Recently, however, some researchers have embarked on investigating the temporal dynamics of moral reasoning. This study will examine this in the context of consequentialist moral decision-making using electroencephalography (EEG). Data from 36 neurotypical participants were analysed – Event Related Potentials (ERPs) and changes in the electrical power in various frequency bands were examined. It was found that there was a significant difference in middle and late ERP components between the control condition and the moral condition (α = 0.05, False Discovery Rate correction) in all but one stimulus. Behavioural data showed significant differences in response reaction times between control and moral conditions as well, in addition to differences between stimuli within each condition. These results show significant differences in brain pattern activations in consequentialist moral dilemmas between scenarios in which participants responded YES to the presented moral dilemma and when they responded NO. These results provide new knowledge in this specific moral dilemma, in particular related to the threshold of participants own moral decisions.

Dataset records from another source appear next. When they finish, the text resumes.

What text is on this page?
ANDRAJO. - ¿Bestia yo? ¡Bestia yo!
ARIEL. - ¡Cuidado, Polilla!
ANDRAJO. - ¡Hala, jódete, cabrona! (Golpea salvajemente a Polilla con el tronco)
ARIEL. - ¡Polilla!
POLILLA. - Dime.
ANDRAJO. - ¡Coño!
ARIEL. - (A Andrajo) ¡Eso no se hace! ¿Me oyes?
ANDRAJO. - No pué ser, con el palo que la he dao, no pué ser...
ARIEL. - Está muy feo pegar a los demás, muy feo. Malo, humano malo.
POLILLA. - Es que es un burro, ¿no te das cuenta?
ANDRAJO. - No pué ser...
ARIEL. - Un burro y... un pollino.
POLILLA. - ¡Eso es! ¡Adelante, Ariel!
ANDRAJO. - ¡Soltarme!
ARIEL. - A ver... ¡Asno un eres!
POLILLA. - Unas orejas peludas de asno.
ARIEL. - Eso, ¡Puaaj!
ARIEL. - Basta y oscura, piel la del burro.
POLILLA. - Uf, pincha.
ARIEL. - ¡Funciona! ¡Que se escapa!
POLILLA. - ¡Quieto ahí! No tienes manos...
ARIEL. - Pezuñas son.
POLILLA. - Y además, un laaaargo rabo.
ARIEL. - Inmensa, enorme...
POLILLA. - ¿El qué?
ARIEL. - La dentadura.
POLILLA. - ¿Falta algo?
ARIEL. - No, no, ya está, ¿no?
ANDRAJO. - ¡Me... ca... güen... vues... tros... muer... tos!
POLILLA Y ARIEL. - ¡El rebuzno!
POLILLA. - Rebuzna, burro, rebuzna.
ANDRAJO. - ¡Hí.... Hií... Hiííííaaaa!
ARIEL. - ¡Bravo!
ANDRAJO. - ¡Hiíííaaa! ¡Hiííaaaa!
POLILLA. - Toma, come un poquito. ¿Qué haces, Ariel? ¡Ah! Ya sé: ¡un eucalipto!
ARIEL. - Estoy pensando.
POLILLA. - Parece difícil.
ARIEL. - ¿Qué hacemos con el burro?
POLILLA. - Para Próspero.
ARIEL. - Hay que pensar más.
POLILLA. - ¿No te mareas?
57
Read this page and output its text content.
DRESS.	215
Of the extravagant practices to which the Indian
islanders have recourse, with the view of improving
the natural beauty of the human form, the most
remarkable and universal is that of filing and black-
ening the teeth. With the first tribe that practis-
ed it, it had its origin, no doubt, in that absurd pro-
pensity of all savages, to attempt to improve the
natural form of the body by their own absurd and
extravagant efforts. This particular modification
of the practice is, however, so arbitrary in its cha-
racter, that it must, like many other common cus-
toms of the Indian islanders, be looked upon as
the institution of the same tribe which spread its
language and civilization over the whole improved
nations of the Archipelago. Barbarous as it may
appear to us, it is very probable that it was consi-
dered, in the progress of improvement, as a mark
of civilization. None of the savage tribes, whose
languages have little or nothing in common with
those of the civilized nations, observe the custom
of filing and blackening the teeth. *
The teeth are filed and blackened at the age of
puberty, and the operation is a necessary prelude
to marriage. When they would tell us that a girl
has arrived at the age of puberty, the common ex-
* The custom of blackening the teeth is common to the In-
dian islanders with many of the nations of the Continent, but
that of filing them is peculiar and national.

Note: You are welcome to bring your lunch.


Date: December 1, 2016 12:00 – 1:00 p.m. Dunton Tower 2203

Speaker: Dr. Jim Davies, Carleton University

Title: Learning: A definition for Cognitive Science

Abstract: What is learning? In this talk Jim Davies will describe different varieties of learning at different levels of analysis and suggest a definition of learning, informed by cognitive science and findings from other disciplines.

Bio: Jim Davies is an associate professor in the Institute of Cognitive Science at Carleton University. Director of the Science of Imagination Laboratory, he explores processes of visualization in humans and machines and specializes in artificial intelligence, imagination, artistic compellent and creativity. His work has shown how people use visual thinking to solve problems, and how they visualize imagined situations and worlds. In his spare time, he is a published poet, an internationally-produced playwright, and a professional painter, calligrapher, and swing dancer.

Note: You are welcome to bring your lunch.

Nov. 24/16: No Colloquia due to an ICS Departmental Meeting.


Nov. 17/16: No Colloquia this date


Nov. 3/16: No Colloquia this date


Oct. 20/16: No Colloquia this date


Oct. 13/16: No Colloquia this date


Oct. 6/16: No Colloquia due to an ICS Committee Meeting


Sept. 22/16: No Colloquia due to an ICS Departmental Meeting.